When faced with a co-op condo, most people shy away from even looking at them. That is because of the uncertainty of what a co-op building is in the first place. Before you write-off even considering a co-op, here is some information you will find helpful. Please note that I am referring to an "equity" co-op NOT a govenment-subsidized one.
So, what exactly are you getting when purchasing an equity co-op? You are purchasing shares in the building, just like you would purchase shares in andy company, and those shares allow you to "lease" a certain unit in the building. The building is a registered company and all residents are "shareholders". This is not to be confused with a "leasehold", where the property is located on land that is only leased. A co-op building actually owns the land on which it is built. Co-op properties exist because they were built before "Strata" properties came into existence.
What are the advantages of purchasing a co-op? The main advantage is location - these buildings are usually located in premium areas and there is not much chance that new buildings will be built around them. In the West End, for example, you will probably find co-ops very close to Stanley Park and Englixh Bay with wonderful water and park views. These buildings tend to be older because they were built when desirable properties were more available. Because they are older buildings, you must also be prepared to share laundry facilities.
You should always check to see what the rules and restrictions of each co-op are, but expect that the majority of them will not allow rentals. While not as appealing to investors, this creates a feeling of community since all residents tend to stay much longer and get to know and look out for each other. Some will also not allow pets, are adult orinted only and others will also prohibit smoking anywhere in and around the building. Make sure to read the "House Rules" and find out exactly what the rules are. Parking and storage lokcers are usually assigned on a seniority basis.
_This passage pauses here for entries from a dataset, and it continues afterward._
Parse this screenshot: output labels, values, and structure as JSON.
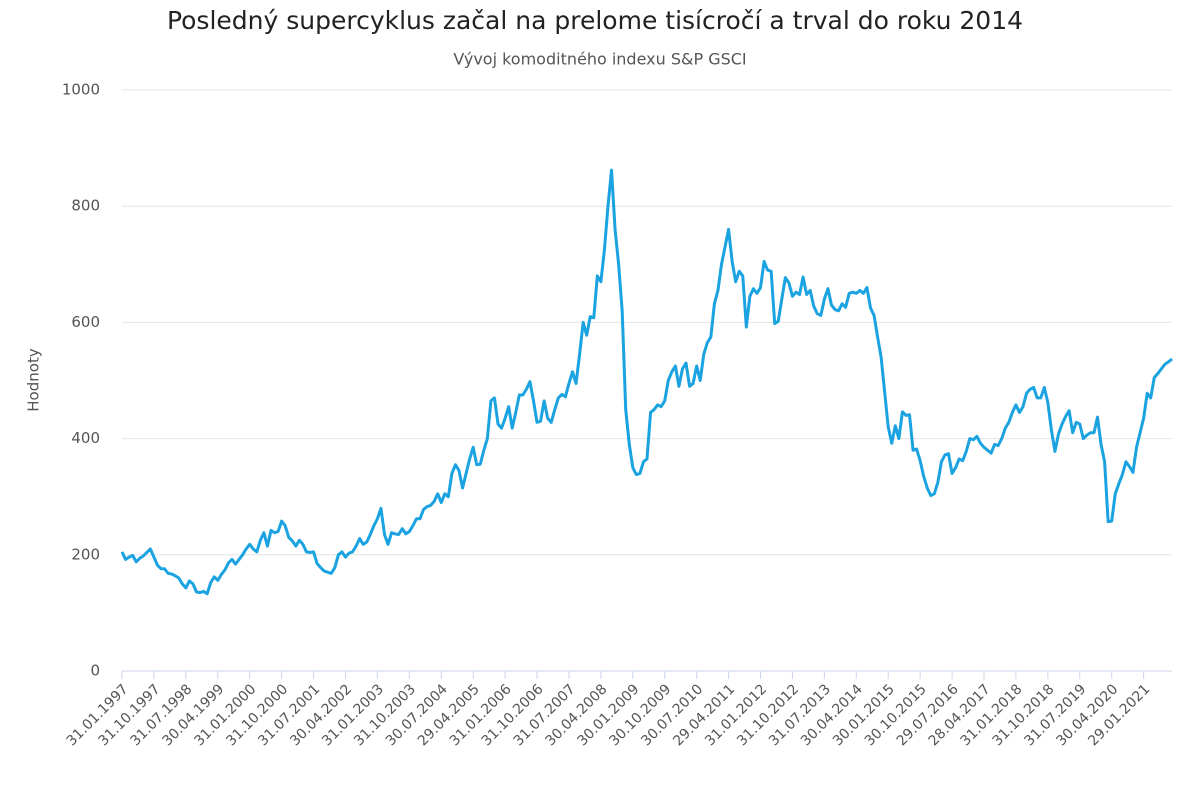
{
  "chart_data": {
    "type": "line",
    "title": "Posledný supercyklus začal na prelome tisícročí a trval do roku 2014",
    "subtitle": "Vývoj komoditného indexu S&P GSCI",
    "y_label": "Hodnoty",
    "color": "#1aa3e0",
    "grid": true,
    "ylim": [
      0,
      1000
    ],
    "yticks": [
      0,
      200,
      400,
      600,
      800,
      1000
    ],
    "categories": [
      "31.01.1997",
      null,
      null,
      null,
      null,
      null,
      null,
      null,
      null,
      "31.10.1997",
      null,
      null,
      null,
      null,
      null,
      null,
      null,
      null,
      "31.07.1998",
      null,
      null,
      null,
      null,
      null,
      null,
      null,
      null,
      "30.04.1999",
      null,
      null,
      null,
      null,
      null,
      null,
      null,
      null,
      "31.01.2000",
      null,
      null,
      null,
      null,
      null,
      null,
      null,
      null,
      "31.10.2000",
      null,
      null,
      null,
      null,
      null,
      null,
      null,
      null,
      "31.07.2001",
      null,
      null,
      null,
      null,
      null,
      null,
      null,
      null,
      "30.04.2002",
      null,
      null,
      null,
      null,
      null,
      null,
      null,
      null,
      "31.01.2003",
      null,
      null,
      null,
      null,
      null,
      null,
      null,
      null,
      "31.10.2003",
      null,
      null,
      null,
      null,
      null,
      null,
      null,
      null,
      "30.07.2004",
      null,
      null,
      null,
      null,
      null,
      null,
      null,
      null,
      "29.04.2005",
      null,
      null,
      null,
      null,
      null,
      null,
      null,
      null,
      "31.01.2006",
      null,
      null,
      null,
      null,
      null,
      null,
      null,
      null,
      "31.10.2006",
      null,
      null,
      null,
      null,
      null,
      null,
      null,
      null,
      "31.07.2007",
      null,
      null,
      null,
      null,
      null,
      null,
      null,
      null,
      "30.04.2008",
      null,
      null,
      null,
      null,
      null,
      null,
      null,
      null,
      "30.01.2009",
      null,
      null,
      null,
      null,
      null,
      null,
      null,
      null,
      "30.10.2009",
      null,
      null,
      null,
      null,
      null,
      null,
      null,
      null,
      "30.07.2010",
      null,
      null,
      null,
      null,
      null,
      null,
      null,
      null,
      "29.04.2011",
      null,
      null,
      null,
      null,
      null,
      null,
      null,
      null,
      "31.01.2012",
      null,
      null,
      null,
      null,
      null,
      null,
      null,
      null,
      "31.10.2012",
      null,
      null,
      null,
      null,
      null,
      null,
      null,
      null,
      "31.07.2013",
      null,
      null,
      null,
      null,
      null,
      null,
      null,
      null,
      "30.04.2014",
      null,
      null,
      null,
      null,
      null,
      null,
      null,
      null,
      "30.01.2015",
      null,
      null,
      null,
      null,
      null,
      null,
      null,
      null,
      "30.10.2015",
      null,
      null,
      null,
      null,
      null,
      null,
      null,
      null,
      "29.07.2016",
      null,
      null,
      null,
      null,
      null,
      null,
      null,
      null,
      "28.04.2017",
      null,
      null,
      null,
      null,
      null,
      null,
      null,
      null,
      "31.01.2018",
      null,
      null,
      null,
      null,
      null,
      null,
      null,
      null,
      "31.10.2018",
      null,
      null,
      null,
      null,
      null,
      null,
      null,
      null,
      "31.07.2019",
      null,
      null,
      null,
      null,
      null,
      null,
      null,
      null,
      "30.04.2020",
      null,
      null,
      null,
      null,
      null,
      null,
      null,
      null,
      "29.01.2021",
      null,
      null,
      null,
      null,
      null,
      null,
      null,
      null
    ],
    "values": [
      205,
      192,
      196,
      199,
      188,
      194,
      198,
      204,
      210,
      196,
      182,
      176,
      176,
      168,
      167,
      164,
      160,
      150,
      143,
      155,
      150,
      136,
      135,
      137,
      133,
      152,
      162,
      156,
      166,
      174,
      186,
      192,
      184,
      192,
      200,
      210,
      218,
      210,
      205,
      225,
      238,
      215,
      242,
      238,
      240,
      258,
      250,
      230,
      224,
      215,
      225,
      218,
      205,
      204,
      205,
      185,
      178,
      172,
      170,
      168,
      178,
      200,
      205,
      196,
      203,
      205,
      215,
      228,
      218,
      222,
      235,
      250,
      262,
      280,
      235,
      218,
      238,
      236,
      235,
      245,
      236,
      240,
      250,
      262,
      262,
      278,
      283,
      285,
      292,
      305,
      290,
      305,
      300,
      340,
      355,
      345,
      315,
      340,
      365,
      385,
      355,
      356,
      380,
      400,
      465,
      470,
      425,
      418,
      435,
      455,
      418,
      445,
      475,
      475,
      485,
      498,
      465,
      428,
      430,
      465,
      435,
      428,
      450,
      470,
      476,
      472,
      495,
      515,
      495,
      545,
      600,
      578,
      610,
      608,
      680,
      670,
      725,
      800,
      862,
      760,
      700,
      620,
      450,
      390,
      350,
      338,
      340,
      360,
      365,
      445,
      450,
      458,
      455,
      465,
      500,
      515,
      525,
      490,
      520,
      530,
      490,
      495,
      525,
      500,
      545,
      565,
      575,
      632,
      655,
      700,
      730,
      760,
      705,
      670,
      688,
      680,
      592,
      645,
      658,
      650,
      660,
      705,
      690,
      688,
      598,
      602,
      640,
      677,
      668,
      645,
      652,
      648,
      678,
      648,
      655,
      628,
      615,
      612,
      640,
      658,
      630,
      622,
      620,
      632,
      626,
      650,
      652,
      650,
      655,
      650,
      660,
      625,
      612,
      575,
      540,
      480,
      420,
      392,
      422,
      400,
      446,
      440,
      441,
      380,
      382,
      362,
      335,
      315,
      302,
      305,
      325,
      360,
      372,
      374,
      340,
      350,
      365,
      362,
      378,
      400,
      398,
      404,
      392,
      385,
      380,
      375,
      390,
      388,
      400,
      418,
      428,
      445,
      458,
      445,
      455,
      478,
      485,
      488,
      470,
      470,
      488,
      462,
      415,
      378,
      408,
      425,
      438,
      448,
      410,
      428,
      425,
      400,
      406,
      410,
      410,
      437,
      390,
      360,
      257,
      258,
      305,
      322,
      338,
      360,
      352,
      342,
      385,
      410,
      435,
      478,
      470,
      505,
      512,
      520,
      528,
      532,
      537
    ]
  }
}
Any prospective purchasers have to be approved by the Board of Directors before they can actually purchase in the building and this must be specified as one of the subjects in your "Contract of Purchase and Sale". Why do I think of this as an advantage? All residents will feel secure that the new purchasers are aware of what they are purchasing and will abide by the rules and regulations of the co-op. Just to clarify, the interview is NOT about finding out personal information from the purchaser or "screening" a purchaser to see if they fit in. It is more about ensuring that the purchaser has read the "House Rules", is aware of the restrictions, understands how the parking works, understands how the laundry works and so on.
Yet another advantage of purchasing in a co-op is that, in most cases, property transfer tax will not apply. You should always verity with your notary or lawyer, but if the shares are not registered at Land Title chances are you will be saving yourself some fees since you are only purchasing shares and not "land". Your offer must specify the amount of shares you are purchasing. Property taxes are usually included in your maintenance fee but you can still claim your Homeowner's Grant if you qualify for it. Ass assessments, levies, taxes, etc. are based on the co-efficient of each suite - the percentage of the entire building that each suite represents. Again, these numbers are available from the "Articles of Association".
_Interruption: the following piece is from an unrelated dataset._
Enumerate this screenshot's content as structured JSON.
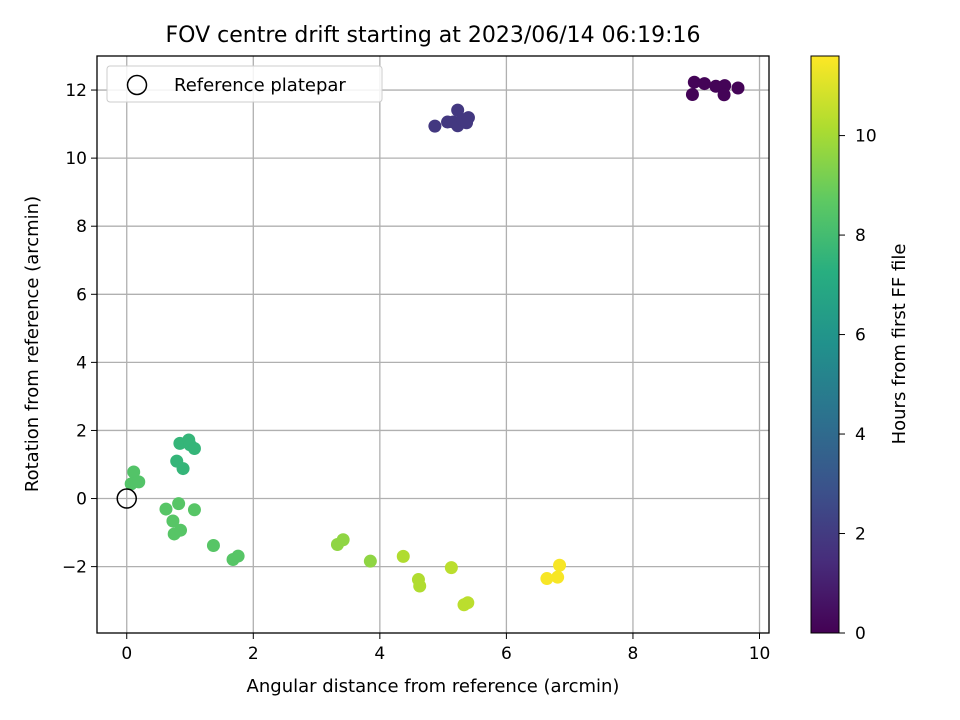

Most financial institutions will require at least 35% down if you are looking to finance a co-op purchase. Van-City seems to be the institution of preference since their requirements for hypothecation are acceptable by the Board of Directors.
Co-op's are run in a very similar fashion to Strata properties, except that they are not covered by the Strata Property Act. They have meetings, they have a Board of Directors and someone has to look after the maintenance. The authority that the Board of Directors has is given to them through the "articles of Association, so it is important to read those as well. The Board of Directors will establish the "House Rules" and they can also change them. When purchasing a co-op, there is no "Form B" or "Strata Plan" - these are forms that are associated with strata buildings. However, there will be minutes, special meetings and information on any special levies that you should request as well as the Rules and Regulations, the Momorandum and Articles of Association, any lease docmentation , a copy of the share certificate and any financial obligations.
Once all approvals have been met and subjects have been removed, the Board will cancel the share certificate and lease agreement owned by the previous shareholder and issue new ones in the name of the new purchaser. All other documentation is prepared by your lawyer or notary just like any real estate purchase. Make sure to contact a lawyer or notary that is familiar in dealing with co-op purchases as well.
In conclusion, a co-op purchase should not be viewed as intimidating. It is a purchase like any other, but because of the restrictions it may appeal to a smaller group of people. On the other hand, I had a lady that came through and gave me her name so that I can call her as soon as there is a unit with a water view in a particular building that she really likes. As she said - "this is a classic - I don't want to live anywhere else".